God blessed their union with six talented children: Ernie Robert, a building contractor; Ronga, a mission teacher; Heather, a bible worker; Ora, a high school teacher and businesswoman; John, a builder and mechanic; Jeffrey, a minister and local mission president; and Rhonda, an office worker.
In 1954, Paul and Narto moved to the Western Highlands to work with John Newman. (1963), Lou Grieve (1965 ) and Elwin Raethel where the mission provided Paul with a BSA Bantam motor bike to enable him to move into the Wahgi, Tari and Lai valleys.
At the North-East New Guinea camp meeting in 1952, Paul was ordained to the gospel ministry along with several other native workers who began to baptise large numbers of converts.
At Tetamanda, near Sopas Hospital, Paul and his associates baptised 27 new believers marking a new day for our work in PNG. But the baptism that remained most memorable in Paul's mind was one held in a mountain stream at Frank Aveling's sawmill at Tomba Pass. A bulldozer formed a rock pool at a height of 9,000ft where crusts of ice had formed on the still water
Paul was a devout family man and hated parting with his children as they grew older. During the late 1960s he was moved to the Sepik Mission to assist Pastors Les Parkinson and later Lionel Smith.
Work constantly took him away from home by small plane to the border territory with Irian Jaya and by river truck along the mighty Sepik.
Previously Paul had become a vegetarian but now on the coast fresh fruit and vegetables were hard to come by and he had to eat a lot of sago which adversely affected his health until he was hospitalised.
Fortunately doctors diagnosed his case and put him on a strict diet of mixed vegetables, nuts and fish and he regained his strength.
Thirty years after leaving Mussau, Paul returned to Bougainville in 1972 as assistant to Pastor Bob Donaldson. Two years later he became Personal Ministries and District Director of the Bougainville Mission, a position which he held until his retirement.

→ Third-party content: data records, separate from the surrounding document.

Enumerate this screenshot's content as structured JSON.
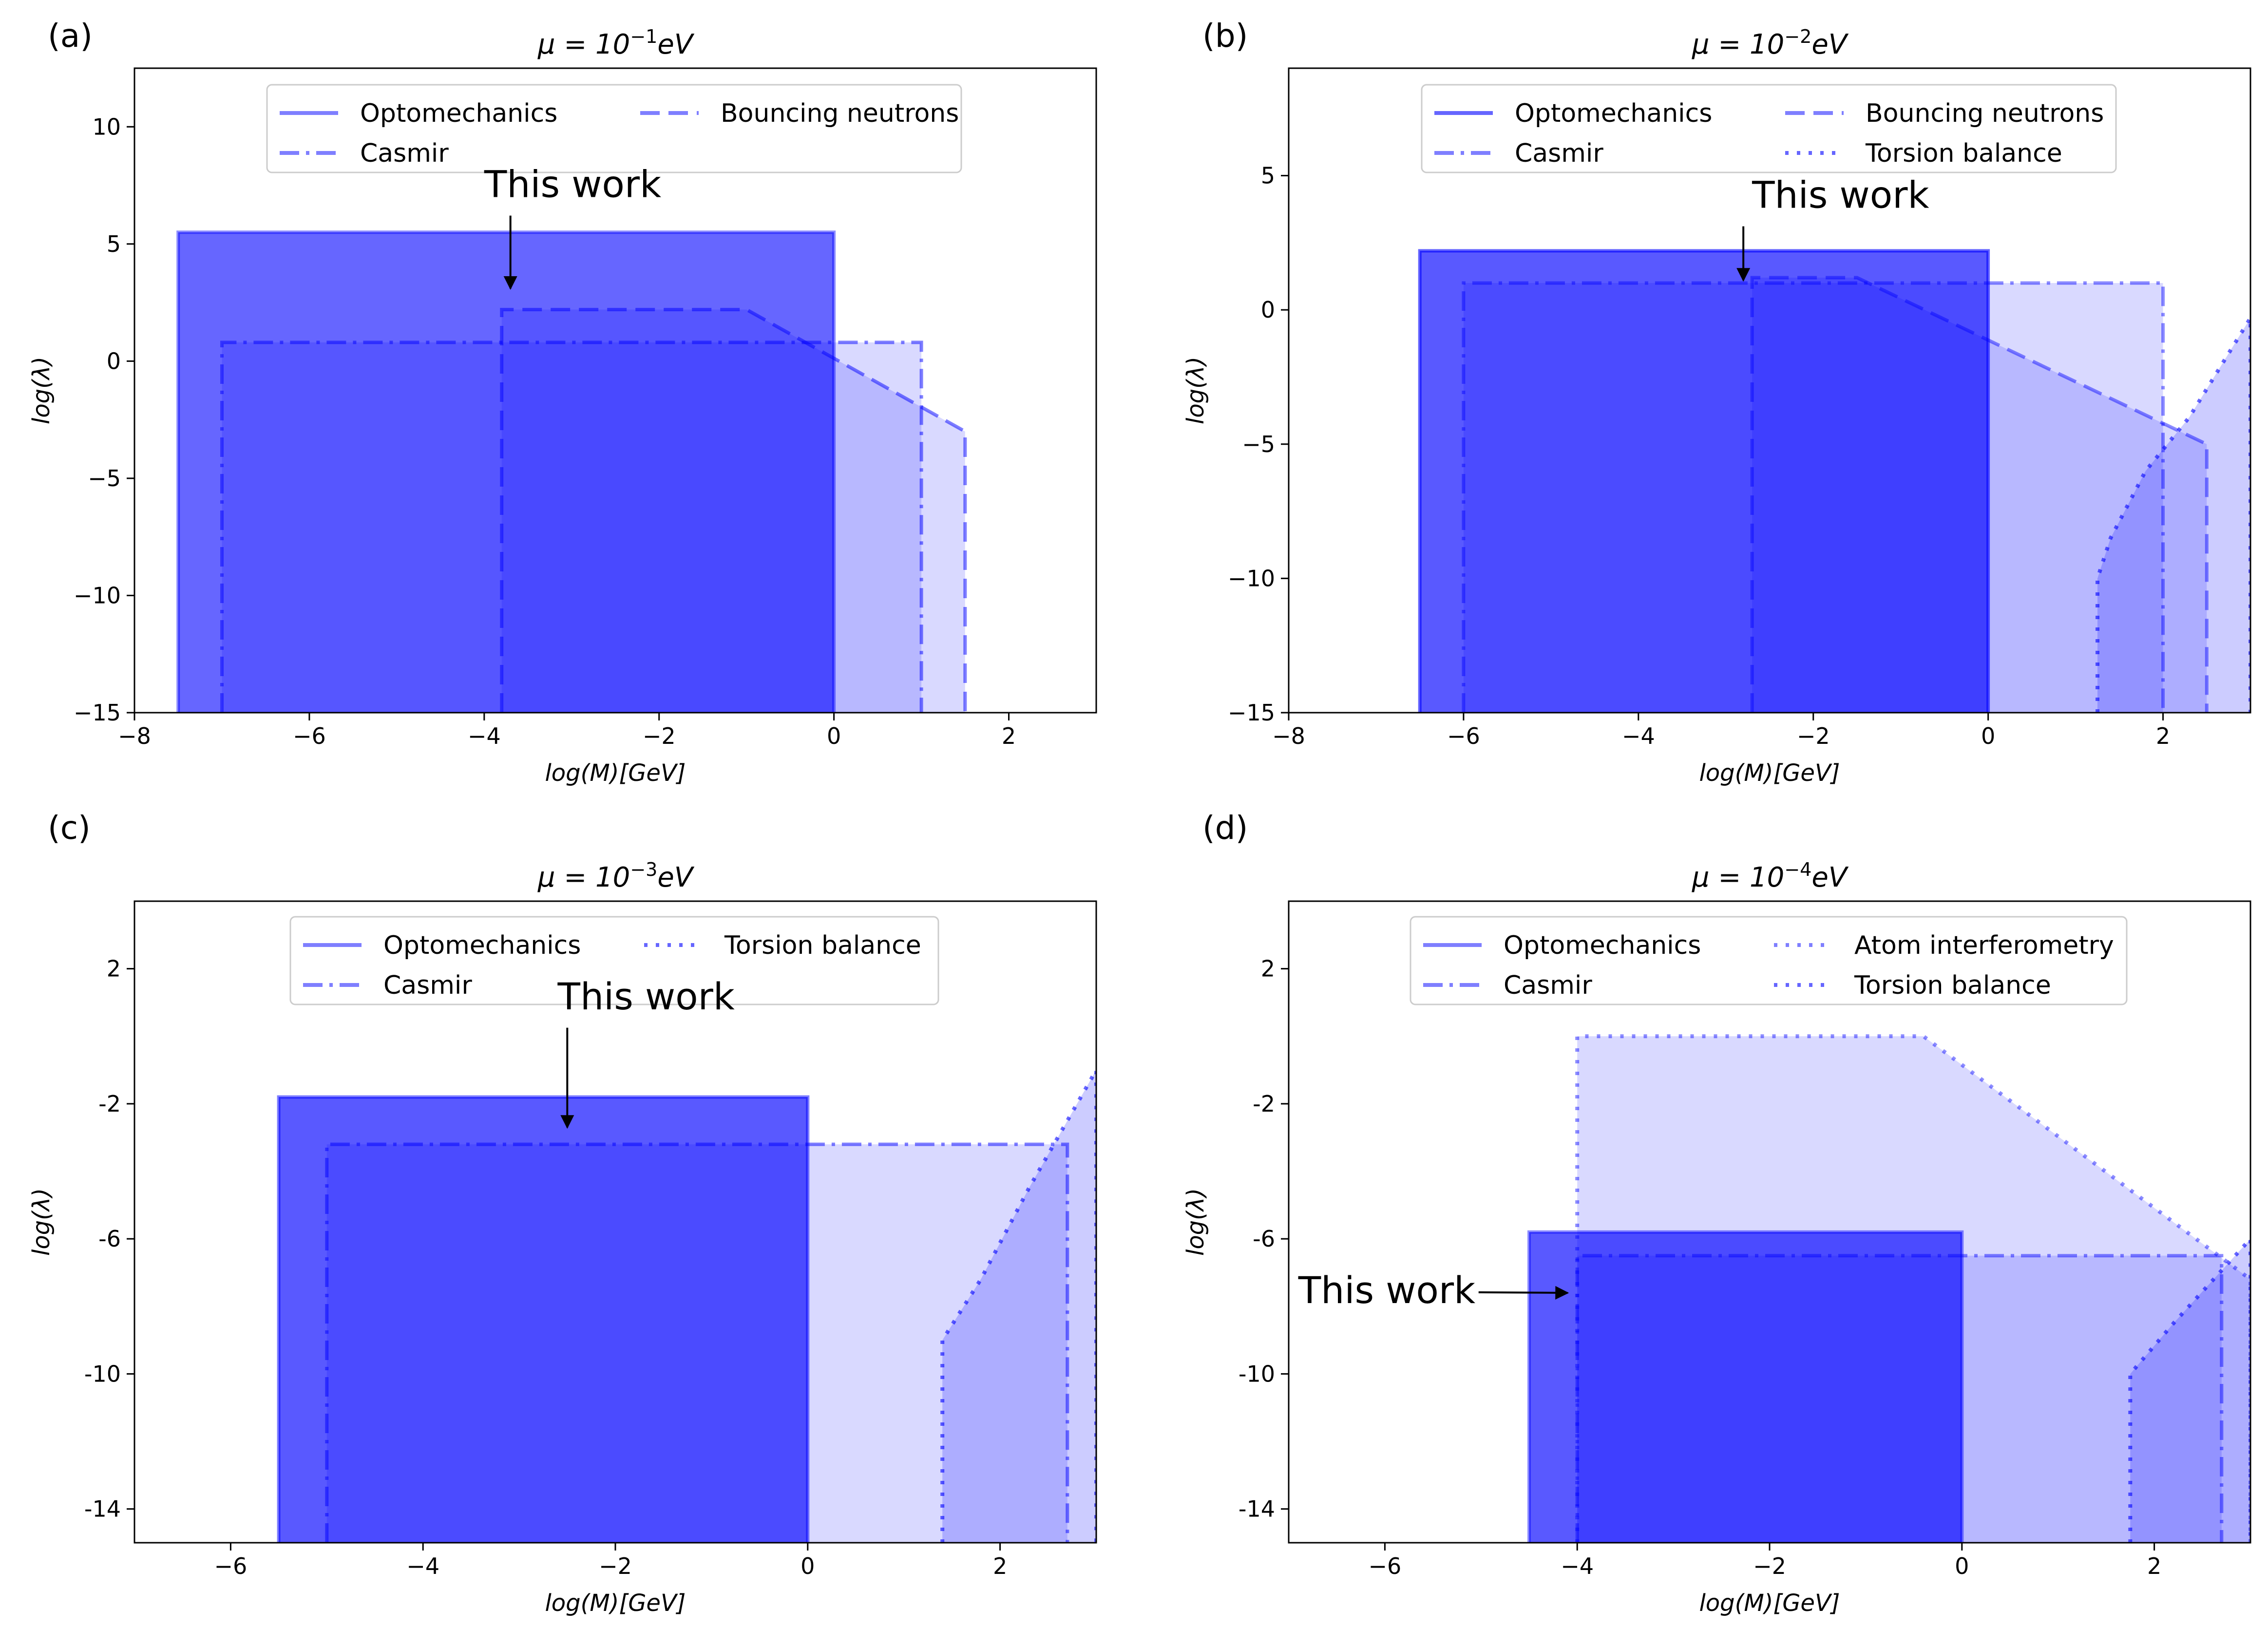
{
  "figure": {
    "colors": {
      "base": "#0000ff",
      "frame": "#000000",
      "background": "#ffffff"
    }
  },
  "chart_data": [
    {
      "type": "area",
      "panel_label": "(a)",
      "title_prefix": "μ = 10",
      "title_exponent": "−1",
      "title_unit": "eV",
      "xlabel": "log(M)[GeV]",
      "ylabel": "log(λ)",
      "xlim": [
        -8,
        3
      ],
      "ylim": [
        -15,
        12.5
      ],
      "xticks": [
        -8,
        -6,
        -4,
        -2,
        0,
        2
      ],
      "xtick_labels": [
        "−8",
        "−6",
        "−4",
        "−2",
        "0",
        "2"
      ],
      "yticks": [
        -15,
        -10,
        -5,
        0,
        5,
        10
      ],
      "ytick_labels": [
        "−15",
        "−10",
        "−5",
        "0",
        "5",
        "10"
      ],
      "legend_columns": [
        [
          "Optomechanics",
          "Casmir"
        ],
        [
          "Bouncing neutrons"
        ]
      ],
      "series": [
        {
          "name": "Optomechanics",
          "style": "solid",
          "fill_alpha": 0.6,
          "line_alpha": 0.45,
          "points": [
            [
              -7.5,
              -15
            ],
            [
              -7.5,
              5.5
            ],
            [
              0,
              5.5
            ],
            [
              0,
              -15
            ]
          ]
        },
        {
          "name": "Casmir",
          "style": "dashdot",
          "fill_alpha": 0.15,
          "line_alpha": 0.5,
          "points": [
            [
              -7,
              -15
            ],
            [
              -7,
              0.8
            ],
            [
              1,
              0.8
            ],
            [
              1,
              -15
            ]
          ]
        },
        {
          "name": "Bouncing neutrons",
          "style": "dashed",
          "fill_alpha": 0.15,
          "line_alpha": 0.5,
          "points": [
            [
              -3.8,
              -15
            ],
            [
              -3.8,
              2.2
            ],
            [
              -1,
              2.2
            ],
            [
              1.5,
              -3
            ],
            [
              1.5,
              -15
            ]
          ]
        }
      ],
      "annotation": {
        "text": "This work",
        "text_at": [
          -4,
          7
        ],
        "arrow_to": [
          -3.7,
          3.1
        ]
      }
    },
    {
      "type": "area",
      "panel_label": "(b)",
      "title_prefix": "μ = 10",
      "title_exponent": "−2",
      "title_unit": "eV",
      "xlabel": "log(M)[GeV]",
      "ylabel": "log(λ)",
      "xlim": [
        -8,
        3
      ],
      "ylim": [
        -15,
        9
      ],
      "xticks": [
        -8,
        -6,
        -4,
        -2,
        0,
        2
      ],
      "xtick_labels": [
        "−8",
        "−6",
        "−4",
        "−2",
        "0",
        "2"
      ],
      "yticks": [
        -15,
        -10,
        -5,
        0,
        5
      ],
      "ytick_labels": [
        "−15",
        "−10",
        "−5",
        "0",
        "5"
      ],
      "legend_columns": [
        [
          "Optomechanics",
          "Casmir"
        ],
        [
          "Bouncing neutrons",
          "Torsion balance"
        ]
      ],
      "series": [
        {
          "name": "Optomechanics",
          "style": "solid",
          "fill_alpha": 0.65,
          "line_alpha": 0.6,
          "points": [
            [
              -6.5,
              -15
            ],
            [
              -6.5,
              2.2
            ],
            [
              0,
              2.2
            ],
            [
              0,
              -15
            ]
          ]
        },
        {
          "name": "Casmir",
          "style": "dashdot",
          "fill_alpha": 0.15,
          "line_alpha": 0.45,
          "points": [
            [
              -6,
              -15
            ],
            [
              -6,
              1
            ],
            [
              2,
              1
            ],
            [
              2,
              -15
            ]
          ]
        },
        {
          "name": "Bouncing neutrons",
          "style": "dashed",
          "fill_alpha": 0.15,
          "line_alpha": 0.45,
          "points": [
            [
              -2.7,
              -15
            ],
            [
              -2.7,
              1.2
            ],
            [
              -1.5,
              1.2
            ],
            [
              2.5,
              -5
            ],
            [
              2.5,
              -15
            ]
          ]
        },
        {
          "name": "Torsion balance",
          "style": "dotted",
          "fill_alpha": 0.2,
          "line_alpha": 0.6,
          "points": [
            [
              1.25,
              -15
            ],
            [
              1.25,
              -10
            ],
            [
              1.4,
              -8.5
            ],
            [
              1.8,
              -6
            ],
            [
              2.3,
              -4
            ],
            [
              3,
              -0.3
            ],
            [
              3,
              -15
            ]
          ]
        }
      ],
      "annotation": {
        "text": "This work",
        "text_at": [
          -2.7,
          3.8
        ],
        "arrow_to": [
          -2.8,
          1.1
        ]
      }
    },
    {
      "type": "area",
      "panel_label": "(c)",
      "title_prefix": "μ = 10",
      "title_exponent": "−3",
      "title_unit": "eV",
      "xlabel": "log(M)[GeV]",
      "ylabel": "log(λ)",
      "xlim": [
        -7,
        3
      ],
      "ylim": [
        -15,
        4
      ],
      "xticks": [
        -6,
        -4,
        -2,
        0,
        2
      ],
      "xtick_labels": [
        "−6",
        "−4",
        "−2",
        "0",
        "2"
      ],
      "yticks": [
        -14,
        -10,
        -6,
        -2,
        2
      ],
      "ytick_labels": [
        "-14",
        "-10",
        "-6",
        "-2",
        "2"
      ],
      "legend_columns": [
        [
          "Optomechanics",
          "Casmir"
        ],
        [
          "Torsion balance"
        ]
      ],
      "series": [
        {
          "name": "Optomechanics",
          "style": "solid",
          "fill_alpha": 0.65,
          "line_alpha": 0.5,
          "points": [
            [
              -5.5,
              -15
            ],
            [
              -5.5,
              -1.8
            ],
            [
              0,
              -1.8
            ],
            [
              0,
              -15
            ]
          ]
        },
        {
          "name": "Casmir",
          "style": "dashdot",
          "fill_alpha": 0.15,
          "line_alpha": 0.5,
          "points": [
            [
              -5,
              -15
            ],
            [
              -5,
              -3.2
            ],
            [
              2.7,
              -3.2
            ],
            [
              2.7,
              -15
            ]
          ]
        },
        {
          "name": "Torsion balance",
          "style": "dotted",
          "fill_alpha": 0.2,
          "line_alpha": 0.6,
          "points": [
            [
              1.4,
              -15
            ],
            [
              1.4,
              -9
            ],
            [
              1.8,
              -7.2
            ],
            [
              2.3,
              -4.5
            ],
            [
              3,
              -1
            ],
            [
              3,
              -15
            ]
          ]
        }
      ],
      "annotation": {
        "text": "This work",
        "text_at": [
          -2.6,
          0.8
        ],
        "arrow_to": [
          -2.5,
          -2.7
        ]
      }
    },
    {
      "type": "area",
      "panel_label": "(d)",
      "title_prefix": "μ = 10",
      "title_exponent": "−4",
      "title_unit": "eV",
      "xlabel": "log(M)[GeV]",
      "ylabel": "log(λ)",
      "xlim": [
        -7,
        3
      ],
      "ylim": [
        -15,
        4
      ],
      "xticks": [
        -6,
        -4,
        -2,
        0,
        2
      ],
      "xtick_labels": [
        "−6",
        "−4",
        "−2",
        "0",
        "2"
      ],
      "yticks": [
        -14,
        -10,
        -6,
        -2,
        2
      ],
      "ytick_labels": [
        "-14",
        "-10",
        "-6",
        "-2",
        "2"
      ],
      "legend_columns": [
        [
          "Optomechanics",
          "Casmir"
        ],
        [
          "Atom interferometry",
          "Torsion balance"
        ]
      ],
      "series": [
        {
          "name": "Optomechanics",
          "style": "solid",
          "fill_alpha": 0.65,
          "line_alpha": 0.45,
          "points": [
            [
              -4.5,
              -15
            ],
            [
              -4.5,
              -5.8
            ],
            [
              0,
              -5.8
            ],
            [
              0,
              -15
            ]
          ]
        },
        {
          "name": "Casmir",
          "style": "dashdot",
          "fill_alpha": 0.15,
          "line_alpha": 0.45,
          "points": [
            [
              -4,
              -15
            ],
            [
              -4,
              -6.5
            ],
            [
              2.7,
              -6.5
            ],
            [
              2.7,
              -15
            ]
          ]
        },
        {
          "name": "Atom interferometry",
          "style": "dotted",
          "fill_alpha": 0.15,
          "line_alpha": 0.45,
          "points": [
            [
              -4,
              -15
            ],
            [
              -4,
              0
            ],
            [
              -0.4,
              0
            ],
            [
              3,
              -7.2
            ],
            [
              3,
              -15
            ]
          ]
        },
        {
          "name": "Torsion balance",
          "style": "dotted",
          "fill_alpha": 0.2,
          "line_alpha": 0.6,
          "points": [
            [
              1.75,
              -15
            ],
            [
              1.75,
              -10
            ],
            [
              2.2,
              -8.5
            ],
            [
              3,
              -6
            ],
            [
              3,
              -15
            ]
          ]
        }
      ],
      "annotation": {
        "text": "This work",
        "text_at": [
          -6.9,
          -7.9
        ],
        "arrow_to": [
          -4.1,
          -7.6
        ]
      }
    }
  ]
}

In this capacity he represented his people in Australia, accompanied by his beloved Narto. By this time several of his children held important positions in the church.
But trouble was brewing as civil war broke out in Bougainville. Throughout the 1980s and 1990s Paul and his fellow Adventists suffered greatly under the (Bougainville Revolutionary Army.
Peace eventually returned and Paul enjoyed his remaining years until 2003 when he fell asleep in Jesus while living with his daughters in Paghui village. Thus ended the life of Pastor Buka Paul who was one of God's jewels, precious jewels, His loved and His own.
Ken Boehm was born in Port Moresby of missionary parents in 1937. After completing Grade 10 in Gosford, NSW, he began an apprenticeship in carpentry and joinery in Rabaul. From 1966 he was a contractor in the private sector and also worked for the SDA church in Rabaul. He began 28 years of service for the church in the Sepik mission then worked as clerk of works, property manager and a college lecturer at Sonoma College and later at the Sopas hospital. He was involved in design and construction projects for the church's volunteer teams from Australia, PNG and New Zealand. He retired in 1997 and now lives on the Central Coast of NSW. He also wrote the story about Deni Mark which has previously featured in PNG Attitude.